A direct repair program is the general name used to describe insurance companies' circles of collision repairers willing to sign an agreement with an insurer agreeing to adhere to the insurer's "guidelines" setting parameters and limitations on the type of repair you will receive in exchange for the insurer referring you to them.
Unlike in the health insurance arena, your premium for auto insurance is not based on your agreement to patronize an auto repair equivalent to a health maintenance organization ("HMO"). It's like you paid your premium to go to any collision repair shop you choose, but now the insurer is trying to force you into using one of its HMO shops. If your insurer succeeds in convincing you to utilize a "DRP" shop, it is able to exercise more control over the repair you actually receive. That control is about saving the insurer money, not about ensuring you receive the best possible repair. In fact, some of those repairs coming out of insurer "preferred" shops are downright dangerous and render the vehicle unsafe to drive. That is because the shop is trying to please the insurer by keeping costs down, and sometimes the only way it can make money is to skimp on your repairs.
That doesn't mean that all collision facilities participating in insurer DRP programs do poor work, or that all non-DRP shops do great work. What it does mean is that the shops participating in the DRP programs are far more likely to think of the insurer as the customer rather than you and more likely to give the insurer what it wants -- a cheap repair -- rather than what you want -- a safe and proper repair.
Also of concern is that the insurer forces the repair shop to indemnify it for claims made against it about your vehicle repair. This can put the repairer's own garage insurance at risk and your ability to recover against the shop if something goes wrong.
Read terms and requirements of some direct repair program documents.
My insurer (or the other guy's) is recommending I use certain repair shops. What should I do?
If the insurer recommends a collision repair shop to you or gives you a list of "preferred" shops to choose from, be prepared to ask some questions.
First, if your insurer is dealing with the repair under your own policy (not the other guy's), make the insurer send you a written statement about the "settlement option" it is electing under your insurance policy. Most states' auto insurance policies allow your insurer to elect a remedy by either "paying for the loss in money" or "electing to repair". Click here for a fillable PDF form you can use for this purpose.
Second, ask to see a copy of the agreement the insurer made the shop sign to get on the insurer's "preferred" list and all of the insurer's "guidelines" or recommendations about how the shop will have to repair your vehicle. If the insurer or the shop won't show you the agreement and guidelines, don't use that shop and consider whether you should change your auto insurer. Insurers always tout how great their DRP networks are for you, the customer. If that's truly the case, they should be happy to have you know exactly what the shop has agreed to -- on your behalf -- with the insurer about your vehicle repair.

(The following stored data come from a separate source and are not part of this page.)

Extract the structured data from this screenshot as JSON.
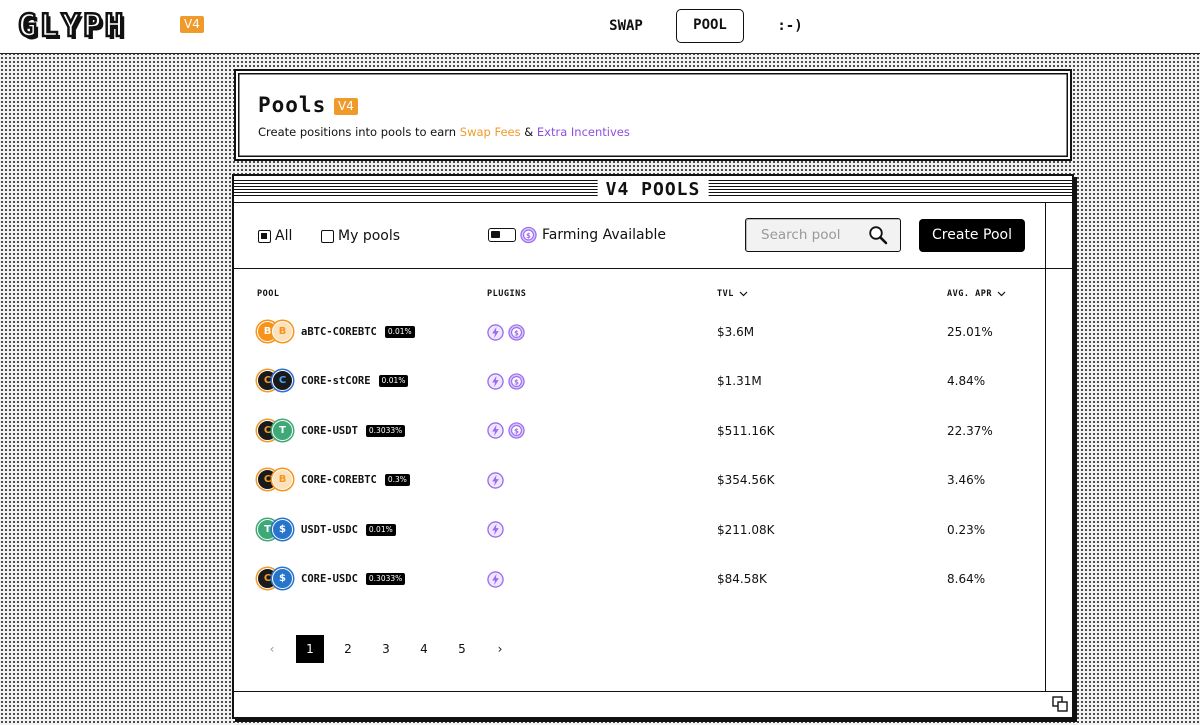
{
  "header": {
    "logo": "GLYPH",
    "version": "V4",
    "nav": {
      "swap": "SWAP",
      "pool": "POOL",
      "smile": ":-)"
    }
  },
  "title_card": {
    "title": "Pools",
    "version": "V4",
    "subtitle_prefix": "Create positions into pools to earn ",
    "swap_fees": "Swap Fees",
    "amp": " & ",
    "extra_incentives": "Extra Incentives"
  },
  "panel": {
    "title": "V4 POOLS",
    "filters": {
      "all": "All",
      "all_checked": true,
      "my_pools": "My pools",
      "my_pools_checked": false,
      "farming": "Farming Available"
    },
    "search": {
      "placeholder": "Search pool"
    },
    "create_button": "Create Pool",
    "columns": {
      "pool": "POOL",
      "plugins": "PLUGINS",
      "tvl": "TVL",
      "apr": "AVG. APR"
    },
    "rows": [
      {
        "pair": "aBTC-COREBTC",
        "fee": "0.01%",
        "tvl": "$3.6M",
        "apr": "25.01%",
        "tokens": [
          "abtc",
          "corebtc"
        ],
        "plugins": [
          "lightning-icon",
          "farming-icon"
        ]
      },
      {
        "pair": "CORE-stCORE",
        "fee": "0.01%",
        "tvl": "$1.31M",
        "apr": "4.84%",
        "tokens": [
          "core",
          "stcore"
        ],
        "plugins": [
          "lightning-icon",
          "farming-icon"
        ]
      },
      {
        "pair": "CORE-USDT",
        "fee": "0.3033%",
        "tvl": "$511.16K",
        "apr": "22.37%",
        "tokens": [
          "core",
          "usdt"
        ],
        "plugins": [
          "lightning-icon",
          "farming-icon"
        ]
      },
      {
        "pair": "CORE-COREBTC",
        "fee": "0.3%",
        "tvl": "$354.56K",
        "apr": "3.46%",
        "tokens": [
          "core",
          "corebtc"
        ],
        "plugins": [
          "lightning-icon"
        ]
      },
      {
        "pair": "USDT-USDC",
        "fee": "0.01%",
        "tvl": "$211.08K",
        "apr": "0.23%",
        "tokens": [
          "usdt",
          "usdc"
        ],
        "plugins": [
          "lightning-icon"
        ]
      },
      {
        "pair": "CORE-USDC",
        "fee": "0.3033%",
        "tvl": "$84.58K",
        "apr": "8.64%",
        "tokens": [
          "core",
          "usdc"
        ],
        "plugins": [
          "lightning-icon"
        ]
      }
    ],
    "pagination": {
      "pages": [
        "1",
        "2",
        "3",
        "4",
        "5"
      ],
      "current": "1",
      "prev": "‹",
      "next": "›"
    }
  },
  "colors": {
    "accent_orange": "#f19a2c",
    "accent_purple": "#8e4ee0",
    "plugin_purple": "#9a6bf0",
    "btc_orange": "#f7931a",
    "usdt_green": "#3fa877",
    "usdc_blue": "#2775ca",
    "core_dark": "#1a1a1a"
  }
}
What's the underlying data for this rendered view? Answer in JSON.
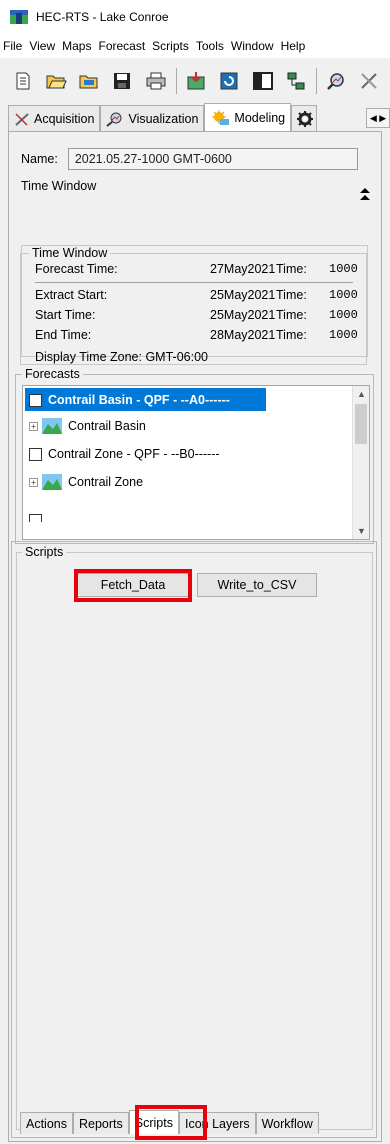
{
  "window": {
    "title": "HEC-RTS - Lake Conroe"
  },
  "menu": [
    "File",
    "View",
    "Maps",
    "Forecast",
    "Scripts",
    "Tools",
    "Window",
    "Help"
  ],
  "toolbar": {
    "buttons": [
      {
        "icon": "new-icon",
        "glyph": "✎"
      },
      {
        "icon": "open-icon",
        "glyph": "📂"
      },
      {
        "icon": "open-folder-icon",
        "glyph": "🗁"
      },
      {
        "icon": "save-icon",
        "glyph": "💾"
      },
      {
        "icon": "print-icon",
        "glyph": "🖶"
      },
      {
        "icon": "import-icon",
        "glyph": "⇲"
      },
      {
        "icon": "refresh-icon",
        "glyph": "⟳"
      },
      {
        "icon": "layout-icon",
        "glyph": "▣"
      },
      {
        "icon": "network-icon",
        "glyph": "⊞"
      },
      {
        "icon": "visualize-icon",
        "glyph": "⌕"
      },
      {
        "icon": "acquisition-icon",
        "glyph": "✗"
      }
    ]
  },
  "tabs": [
    {
      "label": "Acquisition",
      "icon": "acquisition-icon"
    },
    {
      "label": "Visualization",
      "icon": "visualization-icon"
    },
    {
      "label": "Modeling",
      "icon": "modeling-icon",
      "active": true
    }
  ],
  "name": {
    "label": "Name:",
    "value": "2021.05.27-1000 GMT-0600"
  },
  "time_window": {
    "header": "Time Window",
    "box_legend": "Time Window",
    "rows": [
      {
        "label": "Forecast Time:",
        "date": "27May2021",
        "time_label": "Time:",
        "time": "1000"
      },
      {
        "label": "Extract Start:",
        "date": "25May2021",
        "time_label": "Time:",
        "time": "1000"
      },
      {
        "label": "Start Time:",
        "date": "25May2021",
        "time_label": "Time:",
        "time": "1000"
      },
      {
        "label": "End Time:",
        "date": "28May2021",
        "time_label": "Time:",
        "time": "1000"
      }
    ],
    "display_tz": "Display Time Zone: GMT-06:00"
  },
  "forecasts": {
    "legend": "Forecasts",
    "items": [
      {
        "label": "Contrail Basin - QPF - --A0------",
        "type": "checkbox",
        "selected": true
      },
      {
        "label": "Contrail Basin",
        "type": "tree"
      },
      {
        "label": "Contrail Zone - QPF - --B0------",
        "type": "checkbox"
      },
      {
        "label": "Contrail Zone",
        "type": "tree"
      }
    ]
  },
  "scripts": {
    "outer_legend": "",
    "legend": "Scripts",
    "buttons": [
      "Fetch_Data",
      "Write_to_CSV"
    ]
  },
  "bottom_tabs": [
    {
      "label": "Actions"
    },
    {
      "label": "Reports"
    },
    {
      "label": "Scripts",
      "active": true
    },
    {
      "label": "Icon Layers"
    },
    {
      "label": "Workflow"
    }
  ],
  "highlight_color": "#e8000b",
  "selection_color": "#0078d7"
}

The insurer will likely have told you that it will "guarantee the repairs" performed by a network shop. Ask to see this repair guarantee from the insurer in advance of repairs. Many insurers only "guarantee" the imitation crash parts that it asks the repair shop to use on your vehicle, and only after you have exhausted trying to have the imitation part manufacturer (which is typically located in Asia) remedy the defect guaranteed against. Additionally, insurers' guarantees are often illusions that sound good, but don't have any substance.
Call on an insurer to make good on one of these guarantees and you will likely get a lot of double-talk about how you have to take the vehicle back to the shop that performed the repairs, how this isn't the insurer's problem, and to take up the issue with the repairer. Besides, the repair shop is the one actually guaranteeing the repair work.
Don't be misled. Every quality collision repair shop guarantees its own repairs.